Informed by more than five million pages of archival documents, Paul Israel’s ambitious life of Edison brightens the unexamined corners of a singularly influential and triumphant career in science. In these pages, history’s most prolific inventor – he received an astounding 1,093 U.S. patents – comes to life as never before. Edison is the only biography to cover the whole of Edison’s career and invention, including his early, foundational work in telegraphy. Armed with unprecedented access to Edison’s workshop diaries, notebooks, and letters, Israel brings fresh insights into how the inventor’s creative mind worked. And for the first time, much attention is devoted to his early family life in Ohio and Michigan – where the young Edison honed his entrepreneurial sense and eye for innovation as a newsstand owner and editor of a weekly newspaper – underscoring the inventor’s later successes with new resonance and pathos.
In recognizing the inventor’s legacy as a pivotal figure in the second Industrial Revolution, Israel highlights Edison’s creation of the industrial research laboratory, driven by intricately structured teams of researchers. The efficient lab forever changed the previously serendipitous art of workshop invention into something regular, predictable, and very attractive to corporate business leaders. Indeed, Edison’s collaborative research model became the prototype upon which today’s research firms and think tanks are based.

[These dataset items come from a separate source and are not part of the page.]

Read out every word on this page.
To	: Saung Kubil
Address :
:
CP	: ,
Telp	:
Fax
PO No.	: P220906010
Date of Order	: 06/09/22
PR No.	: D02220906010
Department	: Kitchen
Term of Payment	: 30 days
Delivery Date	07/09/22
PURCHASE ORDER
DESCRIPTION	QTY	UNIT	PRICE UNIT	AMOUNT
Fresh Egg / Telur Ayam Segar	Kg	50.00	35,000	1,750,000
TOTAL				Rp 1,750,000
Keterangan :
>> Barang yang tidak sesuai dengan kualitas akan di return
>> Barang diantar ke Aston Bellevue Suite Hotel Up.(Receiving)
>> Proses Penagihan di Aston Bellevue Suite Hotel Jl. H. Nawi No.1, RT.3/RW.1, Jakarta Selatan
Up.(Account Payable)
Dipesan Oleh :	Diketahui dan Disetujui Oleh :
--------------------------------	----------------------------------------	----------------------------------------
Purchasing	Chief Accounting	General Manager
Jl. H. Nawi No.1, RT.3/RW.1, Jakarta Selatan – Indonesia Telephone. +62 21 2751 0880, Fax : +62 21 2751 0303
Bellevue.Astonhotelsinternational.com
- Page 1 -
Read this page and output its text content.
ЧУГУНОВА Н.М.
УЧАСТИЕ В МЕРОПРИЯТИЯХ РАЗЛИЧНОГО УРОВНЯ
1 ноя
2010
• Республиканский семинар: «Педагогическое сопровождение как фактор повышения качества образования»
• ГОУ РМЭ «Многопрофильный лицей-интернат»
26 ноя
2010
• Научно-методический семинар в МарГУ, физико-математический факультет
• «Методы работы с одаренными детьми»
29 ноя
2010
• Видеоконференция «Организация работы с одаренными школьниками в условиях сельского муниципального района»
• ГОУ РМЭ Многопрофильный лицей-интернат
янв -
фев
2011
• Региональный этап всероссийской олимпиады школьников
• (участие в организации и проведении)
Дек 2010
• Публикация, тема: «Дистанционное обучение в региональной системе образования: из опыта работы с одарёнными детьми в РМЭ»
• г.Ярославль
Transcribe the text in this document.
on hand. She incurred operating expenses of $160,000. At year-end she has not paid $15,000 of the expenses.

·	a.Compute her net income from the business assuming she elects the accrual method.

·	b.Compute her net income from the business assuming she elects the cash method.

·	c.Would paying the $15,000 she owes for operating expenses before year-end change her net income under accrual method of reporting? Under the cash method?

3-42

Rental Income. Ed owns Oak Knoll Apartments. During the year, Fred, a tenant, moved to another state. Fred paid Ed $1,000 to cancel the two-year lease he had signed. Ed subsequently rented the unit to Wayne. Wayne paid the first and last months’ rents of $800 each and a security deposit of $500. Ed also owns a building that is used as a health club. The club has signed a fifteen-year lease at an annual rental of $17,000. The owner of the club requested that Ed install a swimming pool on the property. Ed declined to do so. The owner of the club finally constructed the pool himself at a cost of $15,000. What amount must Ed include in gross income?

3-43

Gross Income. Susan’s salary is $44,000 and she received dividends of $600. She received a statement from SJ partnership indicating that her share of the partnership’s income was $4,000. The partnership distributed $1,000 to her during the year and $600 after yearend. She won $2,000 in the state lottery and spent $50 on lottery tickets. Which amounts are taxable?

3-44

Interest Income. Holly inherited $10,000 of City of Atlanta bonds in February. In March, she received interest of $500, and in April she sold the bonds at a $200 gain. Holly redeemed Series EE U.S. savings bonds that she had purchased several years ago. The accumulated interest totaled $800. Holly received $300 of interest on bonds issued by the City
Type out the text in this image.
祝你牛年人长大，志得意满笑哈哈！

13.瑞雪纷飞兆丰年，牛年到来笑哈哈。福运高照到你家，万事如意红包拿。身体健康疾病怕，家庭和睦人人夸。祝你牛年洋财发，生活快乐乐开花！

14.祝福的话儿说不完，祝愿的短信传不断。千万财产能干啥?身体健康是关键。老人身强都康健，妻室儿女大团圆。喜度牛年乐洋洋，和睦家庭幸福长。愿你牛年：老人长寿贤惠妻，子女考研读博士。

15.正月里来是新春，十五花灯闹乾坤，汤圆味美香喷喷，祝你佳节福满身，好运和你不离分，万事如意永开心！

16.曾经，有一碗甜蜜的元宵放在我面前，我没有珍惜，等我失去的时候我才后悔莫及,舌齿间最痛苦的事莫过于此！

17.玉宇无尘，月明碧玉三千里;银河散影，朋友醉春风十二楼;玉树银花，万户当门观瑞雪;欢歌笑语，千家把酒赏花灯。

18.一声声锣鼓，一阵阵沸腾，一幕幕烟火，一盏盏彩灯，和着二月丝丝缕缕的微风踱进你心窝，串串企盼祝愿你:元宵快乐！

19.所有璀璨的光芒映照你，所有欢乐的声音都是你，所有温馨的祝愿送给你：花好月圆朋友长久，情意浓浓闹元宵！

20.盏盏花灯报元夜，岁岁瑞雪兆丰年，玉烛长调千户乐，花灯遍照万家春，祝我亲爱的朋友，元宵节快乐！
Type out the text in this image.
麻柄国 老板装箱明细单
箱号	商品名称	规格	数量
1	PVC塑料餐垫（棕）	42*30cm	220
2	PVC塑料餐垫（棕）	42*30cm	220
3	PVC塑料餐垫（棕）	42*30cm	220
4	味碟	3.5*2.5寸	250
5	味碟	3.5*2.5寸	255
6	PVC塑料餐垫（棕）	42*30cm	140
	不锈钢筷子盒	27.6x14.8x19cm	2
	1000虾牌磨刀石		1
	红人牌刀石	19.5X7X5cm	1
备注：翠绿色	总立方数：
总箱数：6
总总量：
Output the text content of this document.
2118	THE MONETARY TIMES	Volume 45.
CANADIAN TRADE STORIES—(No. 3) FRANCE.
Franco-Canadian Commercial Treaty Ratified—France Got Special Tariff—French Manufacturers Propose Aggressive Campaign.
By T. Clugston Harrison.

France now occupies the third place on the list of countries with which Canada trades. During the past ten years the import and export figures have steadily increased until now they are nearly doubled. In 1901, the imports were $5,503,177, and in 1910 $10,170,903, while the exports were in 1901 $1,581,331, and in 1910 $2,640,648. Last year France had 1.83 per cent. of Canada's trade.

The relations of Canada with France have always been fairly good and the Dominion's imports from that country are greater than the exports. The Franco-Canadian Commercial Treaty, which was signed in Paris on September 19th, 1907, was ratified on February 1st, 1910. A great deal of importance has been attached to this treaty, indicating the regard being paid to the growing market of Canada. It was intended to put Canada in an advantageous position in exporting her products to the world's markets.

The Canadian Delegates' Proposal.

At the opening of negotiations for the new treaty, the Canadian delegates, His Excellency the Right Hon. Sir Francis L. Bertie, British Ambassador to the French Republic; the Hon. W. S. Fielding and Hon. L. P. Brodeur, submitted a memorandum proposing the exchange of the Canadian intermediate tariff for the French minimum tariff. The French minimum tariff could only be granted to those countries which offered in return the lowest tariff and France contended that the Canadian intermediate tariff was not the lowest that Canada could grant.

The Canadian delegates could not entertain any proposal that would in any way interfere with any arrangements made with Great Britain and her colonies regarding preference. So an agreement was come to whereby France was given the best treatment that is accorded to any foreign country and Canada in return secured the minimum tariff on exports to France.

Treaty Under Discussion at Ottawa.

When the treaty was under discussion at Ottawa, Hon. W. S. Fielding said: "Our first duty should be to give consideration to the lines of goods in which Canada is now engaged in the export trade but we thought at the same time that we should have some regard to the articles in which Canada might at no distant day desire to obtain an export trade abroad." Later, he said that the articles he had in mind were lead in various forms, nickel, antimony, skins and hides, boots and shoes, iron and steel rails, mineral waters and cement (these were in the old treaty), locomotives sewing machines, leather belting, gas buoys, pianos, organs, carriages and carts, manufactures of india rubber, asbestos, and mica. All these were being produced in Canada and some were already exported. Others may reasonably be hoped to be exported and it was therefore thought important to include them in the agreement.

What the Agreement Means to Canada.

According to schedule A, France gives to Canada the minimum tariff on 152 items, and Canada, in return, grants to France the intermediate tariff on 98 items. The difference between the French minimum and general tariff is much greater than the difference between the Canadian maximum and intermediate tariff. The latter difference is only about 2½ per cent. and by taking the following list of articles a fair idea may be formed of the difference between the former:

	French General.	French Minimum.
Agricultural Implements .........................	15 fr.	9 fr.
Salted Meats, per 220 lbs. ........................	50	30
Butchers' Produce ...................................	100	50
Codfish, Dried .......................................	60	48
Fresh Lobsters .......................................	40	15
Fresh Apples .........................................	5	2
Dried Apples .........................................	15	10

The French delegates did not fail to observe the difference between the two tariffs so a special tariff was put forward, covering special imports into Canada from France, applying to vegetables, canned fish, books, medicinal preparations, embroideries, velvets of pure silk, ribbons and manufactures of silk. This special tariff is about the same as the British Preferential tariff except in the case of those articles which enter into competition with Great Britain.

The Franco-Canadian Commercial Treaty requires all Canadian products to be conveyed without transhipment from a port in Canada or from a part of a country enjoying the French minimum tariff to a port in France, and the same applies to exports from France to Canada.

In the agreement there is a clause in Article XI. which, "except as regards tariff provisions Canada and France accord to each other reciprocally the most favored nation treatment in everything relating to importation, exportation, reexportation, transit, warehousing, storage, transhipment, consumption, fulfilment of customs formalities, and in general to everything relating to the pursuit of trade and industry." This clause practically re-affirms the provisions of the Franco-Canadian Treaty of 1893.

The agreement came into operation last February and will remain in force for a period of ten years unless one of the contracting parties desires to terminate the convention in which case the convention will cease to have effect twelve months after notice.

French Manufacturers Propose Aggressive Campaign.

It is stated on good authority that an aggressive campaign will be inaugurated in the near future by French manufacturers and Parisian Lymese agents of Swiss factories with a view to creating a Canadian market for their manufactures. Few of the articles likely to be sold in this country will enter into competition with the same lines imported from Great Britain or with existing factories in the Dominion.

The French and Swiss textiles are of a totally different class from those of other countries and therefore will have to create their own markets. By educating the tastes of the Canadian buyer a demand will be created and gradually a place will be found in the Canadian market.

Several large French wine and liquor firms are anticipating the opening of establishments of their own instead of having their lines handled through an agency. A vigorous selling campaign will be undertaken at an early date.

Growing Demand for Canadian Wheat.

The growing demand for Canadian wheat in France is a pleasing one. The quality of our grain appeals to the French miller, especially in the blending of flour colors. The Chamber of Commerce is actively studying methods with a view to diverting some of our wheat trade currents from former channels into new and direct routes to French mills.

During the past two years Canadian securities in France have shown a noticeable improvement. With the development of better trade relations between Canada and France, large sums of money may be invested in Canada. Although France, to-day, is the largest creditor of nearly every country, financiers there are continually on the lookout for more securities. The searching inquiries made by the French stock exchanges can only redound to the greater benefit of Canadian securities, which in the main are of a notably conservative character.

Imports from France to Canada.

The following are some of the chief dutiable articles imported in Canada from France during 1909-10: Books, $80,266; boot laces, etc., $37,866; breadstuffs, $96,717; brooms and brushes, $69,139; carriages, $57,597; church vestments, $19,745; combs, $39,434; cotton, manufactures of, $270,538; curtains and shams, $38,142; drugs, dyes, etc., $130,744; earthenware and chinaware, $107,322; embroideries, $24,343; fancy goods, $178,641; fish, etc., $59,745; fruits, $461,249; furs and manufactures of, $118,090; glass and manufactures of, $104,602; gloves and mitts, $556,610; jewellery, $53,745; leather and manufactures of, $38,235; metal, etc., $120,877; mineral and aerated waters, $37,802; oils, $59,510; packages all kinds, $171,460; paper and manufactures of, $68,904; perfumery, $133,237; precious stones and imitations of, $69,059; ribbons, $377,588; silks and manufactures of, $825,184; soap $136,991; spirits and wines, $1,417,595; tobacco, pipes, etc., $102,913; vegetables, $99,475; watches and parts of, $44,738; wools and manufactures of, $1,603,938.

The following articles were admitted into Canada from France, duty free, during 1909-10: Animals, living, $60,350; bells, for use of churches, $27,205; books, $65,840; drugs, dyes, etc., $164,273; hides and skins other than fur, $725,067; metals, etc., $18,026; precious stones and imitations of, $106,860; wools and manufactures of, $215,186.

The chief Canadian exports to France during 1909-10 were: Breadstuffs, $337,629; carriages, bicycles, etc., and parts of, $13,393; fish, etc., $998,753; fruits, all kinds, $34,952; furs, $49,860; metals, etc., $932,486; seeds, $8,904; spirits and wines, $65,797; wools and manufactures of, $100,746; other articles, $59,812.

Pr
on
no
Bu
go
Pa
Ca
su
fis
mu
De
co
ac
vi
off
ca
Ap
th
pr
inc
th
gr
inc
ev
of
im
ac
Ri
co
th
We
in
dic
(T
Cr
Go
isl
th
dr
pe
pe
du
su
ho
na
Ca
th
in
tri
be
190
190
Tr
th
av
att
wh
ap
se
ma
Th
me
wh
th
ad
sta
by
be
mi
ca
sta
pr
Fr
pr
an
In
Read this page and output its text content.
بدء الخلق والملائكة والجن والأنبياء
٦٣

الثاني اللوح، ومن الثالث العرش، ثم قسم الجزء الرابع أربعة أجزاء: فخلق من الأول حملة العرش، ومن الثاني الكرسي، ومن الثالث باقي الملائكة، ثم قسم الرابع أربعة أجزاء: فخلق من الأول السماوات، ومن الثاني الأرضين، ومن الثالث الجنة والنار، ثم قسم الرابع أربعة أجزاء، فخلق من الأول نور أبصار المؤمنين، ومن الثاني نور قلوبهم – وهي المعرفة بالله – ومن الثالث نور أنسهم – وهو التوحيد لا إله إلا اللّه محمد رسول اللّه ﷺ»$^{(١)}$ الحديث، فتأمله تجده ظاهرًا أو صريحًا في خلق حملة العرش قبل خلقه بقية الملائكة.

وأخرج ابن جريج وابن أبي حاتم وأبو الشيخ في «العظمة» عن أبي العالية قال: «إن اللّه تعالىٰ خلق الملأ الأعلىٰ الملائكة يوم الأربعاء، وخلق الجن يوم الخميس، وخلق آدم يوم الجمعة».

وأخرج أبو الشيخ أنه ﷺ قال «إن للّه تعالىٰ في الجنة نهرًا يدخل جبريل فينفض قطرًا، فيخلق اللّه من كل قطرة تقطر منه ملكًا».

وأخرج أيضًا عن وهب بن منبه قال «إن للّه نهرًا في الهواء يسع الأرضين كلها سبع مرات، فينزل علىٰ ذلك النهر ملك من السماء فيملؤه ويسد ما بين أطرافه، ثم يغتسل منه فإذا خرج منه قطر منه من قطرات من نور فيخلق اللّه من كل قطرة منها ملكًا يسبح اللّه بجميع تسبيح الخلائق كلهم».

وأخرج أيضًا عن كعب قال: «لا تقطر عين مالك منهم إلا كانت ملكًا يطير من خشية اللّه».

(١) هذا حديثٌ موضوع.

The portrait of Thomas Alva Edison that emerges from this peerless biography is of a man of genius an astounding foresight. It is also a portrait rendered with incredible care, depth, and dimension, rescuing our centuries godfather of invention from myth and simplification.
Paul Israel is the Managing Editor of the multivolume documentary edition of Thomas Edison Papers at Rutgers University and the co-author of Edison’s Electric Light. He lives in Highland Park, New Jersey.